Depuis son installation forcée au Liban, l’ex-patron n’a pas vraiment fait preuve d’empathie vis-à-vis de la situation de la grande majorité de ses compatriotes, du moins publiquement. « C’est un businessman avant tout. Quand ça sort de sa poche, il n’a pas l’habitude d’aider. Il n’a jamais été un grand mécène », affirme un homme d’affaires. Son épouse Carole, en revanche, avait affirmé à l’occasion d’interviews aider les Libanais à travers des associations caritatives, notamment depuis les explosions au port de Beyrouth le 4 août 2020. À l’époque, leur maison avait d’ailleurs été très sérieusement endommagée. Carlos Ghosn, lui, cède plus volontiers son temps à l’Université Saint-Joseph, par exemple, où il a rencontré, en mars dernier, des étudiants à la faculté de gestion et de management, ou plus récemment en juin en participant à une conférence de femmes entrepreneuses.

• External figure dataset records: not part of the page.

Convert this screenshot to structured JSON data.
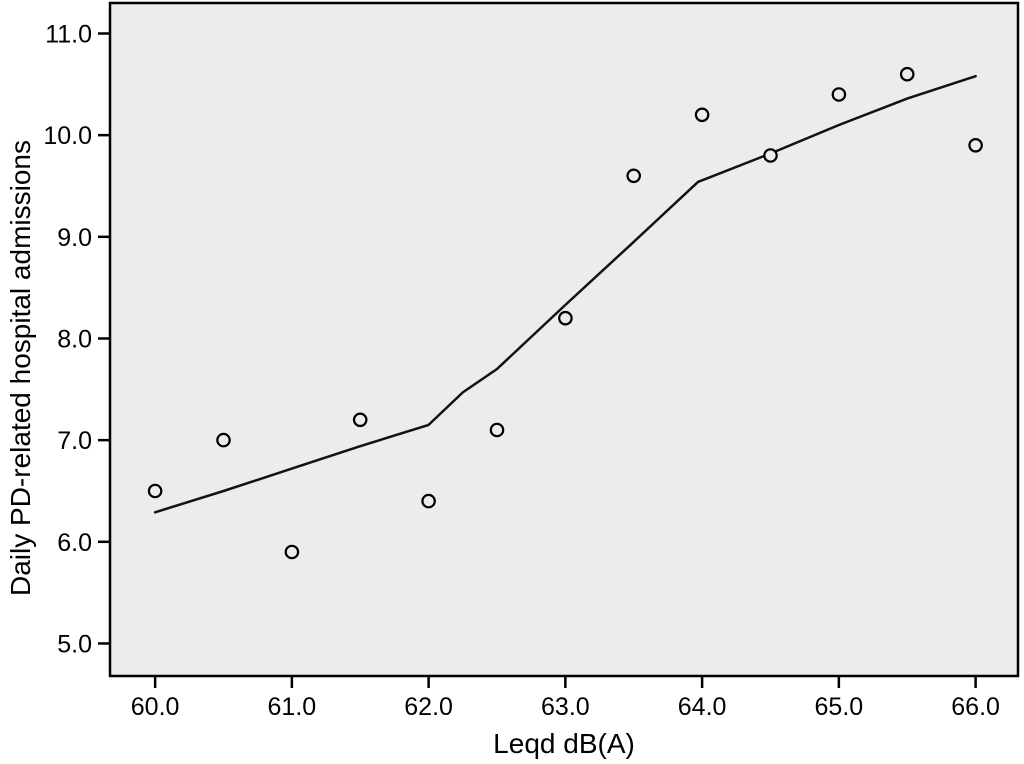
{
  "figure": {
    "background": "#ffffff"
  },
  "chart_data": {
    "type": "scatter",
    "title": "",
    "xlabel": "Leqd dB(A)",
    "ylabel": "Daily PD-related hospital admissions",
    "xlim": [
      59.67,
      66.31
    ],
    "ylim": [
      4.68,
      11.3
    ],
    "grid": false,
    "legend": "none",
    "plot_bg_color": "#ececec",
    "frame_color": "#000000",
    "line_color": "#121212",
    "marker": "open-circle",
    "marker_fill": "#ececec",
    "x_ticks": {
      "values": [
        60.0,
        61.0,
        62.0,
        63.0,
        64.0,
        65.0,
        66.0
      ],
      "labels": [
        "60.0",
        "61.0",
        "62.0",
        "63.0",
        "64.0",
        "65.0",
        "66.0"
      ]
    },
    "y_ticks": {
      "values": [
        5.0,
        6.0,
        7.0,
        8.0,
        9.0,
        10.0,
        11.0
      ],
      "labels": [
        "5.0",
        "6.0",
        "7.0",
        "8.0",
        "9.0",
        "10.0",
        "11.0"
      ]
    },
    "series": [
      {
        "name": "observed-daily-admissions",
        "type": "scatter",
        "x": [
          60.0,
          60.5,
          61.0,
          61.5,
          62.0,
          62.5,
          63.0,
          63.5,
          64.0,
          64.5,
          65.0,
          65.5,
          66.0
        ],
        "y": [
          6.5,
          7.0,
          5.9,
          7.2,
          6.4,
          7.1,
          8.2,
          9.6,
          10.2,
          9.8,
          10.4,
          10.6,
          9.9
        ]
      },
      {
        "name": "loess-fit-line",
        "type": "line",
        "x": [
          60.0,
          60.5,
          61.0,
          61.5,
          62.0,
          62.25,
          62.5,
          63.0,
          63.5,
          63.97,
          64.5,
          65.0,
          65.5,
          66.0
        ],
        "y": [
          6.29,
          6.5,
          6.72,
          6.94,
          7.15,
          7.47,
          7.7,
          8.33,
          8.95,
          9.54,
          9.82,
          10.1,
          10.36,
          10.58
        ]
      }
    ]
  }
}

L’ex-« shogun » de l’industrie automobile s’est aussi lancé dans l’enseignement en dispensant depuis 2021 une masterclass à l’Université Saint-Esprit de Kaslik (USEK). Le programme, baptisé « Aller de l’avant avec Carlos Ghosn, Business Strategies and Performance », se compose de dix modules de 3 heures dans lesquels interviennent, entre autres, un professeur de HEC-Paris ou un ancien CEO de Peugeot-Citroën et d’Airbus. « Ghosn ainsi que ses contacts interviennent pro bono afin de financer un centre dédié à l’apprentissage », explique Madonna Salamé, professeure associée et directrice du programme. Pour avoir accès aux secrets du métier de dirigeant, les 21 participants (16 sur le campus, 5 en visioconférence) devront débourser la modique somme de 20 000 dollars. « Une “crisis discount” est prévue pour les Libanais qui ne s’acquitteront, eux, que de 10 000 dollars », confie Mme Salamé. Après deux années de succès, la prochaine session devrait démarrer en mars et se terminera le 19 mai par une remise de diplômes. « C’est sa contribution pour la jeunesse de ce pays », conclut un proche.